Malory tried to answer in a haze, and her world shattered at her jaw. Agony and swollen words strangled in her throat. She wanted to feel the damage, the fractured flesh of her cheek, but rope dug into her wrists and kept her still. Consciousness bloomed back full-force, and she was in the basement of Bagley Market’s exclusive real-meat boutique, the slaughter floor drain between her feet. She yanked against her bindings and screamed.
“I wouldn’t bother,” the man said. “This place is built to bury the death calls of cattle. Your little lungs don’t stand a chance.” He took a few steps forward until he loomed like euthanasia, his face split wide in a mannequin grin. “Gutter rats always carry rabies and plague when they crawl from the sewer covered in shit, tainting everything they touch like a tribulation from God.” He tilted his head. “And here you are.” He hocked a loogie in her face and laughed, deep and throaty, but it rang hollow.
“Fuck off, synth-pig!” she screamed.
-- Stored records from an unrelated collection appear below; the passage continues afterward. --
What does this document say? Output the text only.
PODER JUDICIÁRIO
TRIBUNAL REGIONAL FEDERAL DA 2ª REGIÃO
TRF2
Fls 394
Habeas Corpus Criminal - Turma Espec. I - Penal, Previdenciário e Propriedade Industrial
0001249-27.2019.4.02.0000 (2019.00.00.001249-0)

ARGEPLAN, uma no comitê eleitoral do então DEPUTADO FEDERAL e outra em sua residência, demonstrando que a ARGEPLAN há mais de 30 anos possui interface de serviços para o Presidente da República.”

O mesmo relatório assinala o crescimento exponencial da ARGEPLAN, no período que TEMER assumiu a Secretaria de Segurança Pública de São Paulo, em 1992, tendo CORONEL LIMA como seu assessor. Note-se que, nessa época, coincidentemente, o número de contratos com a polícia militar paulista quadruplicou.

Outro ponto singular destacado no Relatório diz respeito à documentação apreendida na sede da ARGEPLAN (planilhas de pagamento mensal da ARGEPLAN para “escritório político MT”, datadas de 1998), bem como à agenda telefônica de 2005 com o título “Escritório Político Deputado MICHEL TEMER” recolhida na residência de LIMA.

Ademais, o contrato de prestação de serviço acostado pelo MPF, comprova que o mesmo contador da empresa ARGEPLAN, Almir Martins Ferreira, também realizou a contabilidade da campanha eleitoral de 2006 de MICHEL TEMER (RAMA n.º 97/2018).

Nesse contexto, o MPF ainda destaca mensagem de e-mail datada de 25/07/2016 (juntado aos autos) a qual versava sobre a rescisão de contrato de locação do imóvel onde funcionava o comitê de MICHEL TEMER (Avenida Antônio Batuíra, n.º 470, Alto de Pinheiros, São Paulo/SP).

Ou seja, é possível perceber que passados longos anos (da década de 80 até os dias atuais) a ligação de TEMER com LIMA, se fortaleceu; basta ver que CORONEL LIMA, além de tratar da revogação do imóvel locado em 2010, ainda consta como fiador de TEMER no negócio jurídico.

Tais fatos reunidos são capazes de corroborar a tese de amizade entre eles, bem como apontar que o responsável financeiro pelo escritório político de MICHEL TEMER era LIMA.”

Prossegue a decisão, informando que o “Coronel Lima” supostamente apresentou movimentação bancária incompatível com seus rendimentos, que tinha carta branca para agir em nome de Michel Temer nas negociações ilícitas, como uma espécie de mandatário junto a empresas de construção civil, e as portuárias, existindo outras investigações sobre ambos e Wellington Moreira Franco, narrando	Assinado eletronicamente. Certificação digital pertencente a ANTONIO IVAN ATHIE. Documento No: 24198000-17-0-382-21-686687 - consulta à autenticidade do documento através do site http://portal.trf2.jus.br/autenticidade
Her heart, still congested with the smoldering wreckage of a desire to shoot the bystanders, ignited in a conflagration of rage. She wanted to sink her teeth into his jugular, tear out the artery, and drink deep.
“A little fight,” he said. “I like that.” He walked over to a cart filled with assorted instruments, complicated contraptions, and knives designed to slaughter livestock. “Makes it much more fun when you start to squeal.”
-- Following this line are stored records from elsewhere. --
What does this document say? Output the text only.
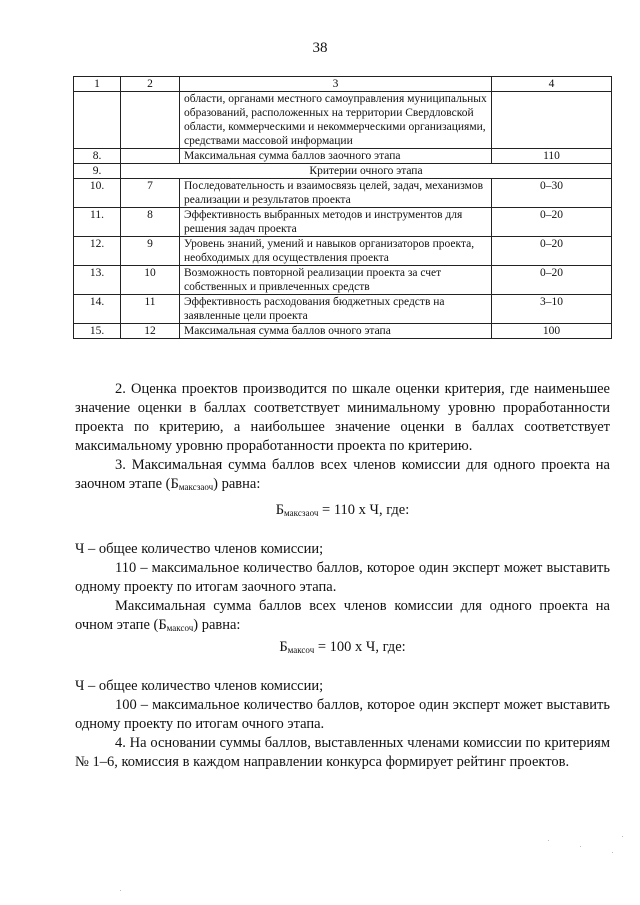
38
1	2	3	4
		области, органами местного самоуправления муниципальных образований, расположенных на территории Свердловской области, коммерческими и некоммерческими организациями, средствами массовой информации	
8.		Максимальная сумма баллов заочного этапа	110
9.	Критерии очного этапа		
10.	7	Последовательность и взаимосвязь целей, задач, механизмов реализации и результатов проекта	0–30
11.	8	Эффективность выбранных методов и инструментов для решения задач проекта	0–20
12.	9	Уровень знаний, умений и навыков организаторов проекта, необходимых для осуществления проекта	0–20
13.	10	Возможность повторной реализации проекта за счет собственных и привлеченных средств	0–20
14.	11	Эффективность расходования бюджетных средств на заявленные цели проекта	3–10
15.	12	Максимальная сумма баллов очного этапа	100

2. Оценка проектов производится по шкале оценки критерия, где наименьшее значение оценки в баллах соответствует минимальному уровню проработанности проекта по критерию, а наибольшее значение оценки в баллах соответствует максимальному уровню проработанности проекта по критерию.

3. Максимальная сумма баллов всех членов комиссии для одного проекта на заочном этапе $(Б_{максзаоч})$ равна:

$Б_{максзаоч} = 110$ х Ч, где:

Ч – общее количество членов комиссии;

110 – максимальное количество баллов, которое один эксперт может выставить одному проекту по итогам заочного этапа.

Максимальная сумма баллов всех членов комиссии для одного проекта на очном этапе $(Б_{максоч})$ равна:

$Б_{максоч} = 100$ х Ч, где:

Ч – общее количество членов комиссии;

100 – максимальное количество баллов, которое один эксперт может выставить одному проекту по итогам очного этапа.

4. На основании суммы баллов, выставленных членами комиссии по критериям № 1–6, комиссия в каждом направлении конкурса формирует рейтинг проектов.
“I won’t tell you a damn thing,” Malory said.
“You will,” the man said. He gave a half-hearted shrug. “Even if you don’t, I will thoroughly enjoy myself.” He moved the cart next to Malory and sighed. “You will tell me about your friends.” He turned his back and started to unwrap tools. Metal clinked against metal, the silent work of a mortuary.
“I hope your brother dies,” she said. She resented his broad back, the shoulders unbent by a life of cruelty, the aroma of days-old cologne.
The man set down a half-unwrapped tool, plastic packaging fresh from the autoclave, and turned toward her. His face was impassive, malice woven into each hazel iris. Concrete eyes, ivory smile.
“You know,” he said. “We’re lucky, you and I. It’s such a rare thing to be implant-free these days. ZenTech practically gives their older neural net models away.”
“It’s not by choice,” Mal said.
“Yes, yes,” he waved. “You don’t have to remind me when you smell that way.” He rolled up his sleeves, and exposed a tattoo of an all-seeing eye in an hourglass, surrounded by a snake eating its tail.
“You’re part of a gang,” she said.
“Don’t you dare compare me to those bumbling dipshits from les Fant?mes or the cowards in the Black Hands, girl,” he sneered. “The Sons of the Prophet aren’t a gang. We are a dedicated brotherhood that seeks to free the world from its oppressive shackles.”
“Right,” Malory said. She rolled her eyes. “Cult with a god complex. Got it.”
“It is fated,” the man said. He lifted a needle from the tray. “Our founder used to work with the Prophet. Information extraction. He was pretty damn good. Got to the point he could get anything from a subject just by talking to them. Some threats, here and there, the hanging sword of danger.” He brought the needle to her fingernail, set the point just underneath. A little pressure, the slight sting. “His favorite method was a self-immolation program—a few drops of gasoline, ignition to completion to ash a thousand times a minute. Star-bright dying and the total conquest of the soul. I’m not as good as him.”
“Fuck you!” she screamed. The needle inched deeper. Blood welled from the wound.
“I’ve always found more pleasure in the slow break, anyway,” he said. Deeper, deeper in. “The expressions, the trembling as a private symphony with me as the conductor. Tell me where your friends are.”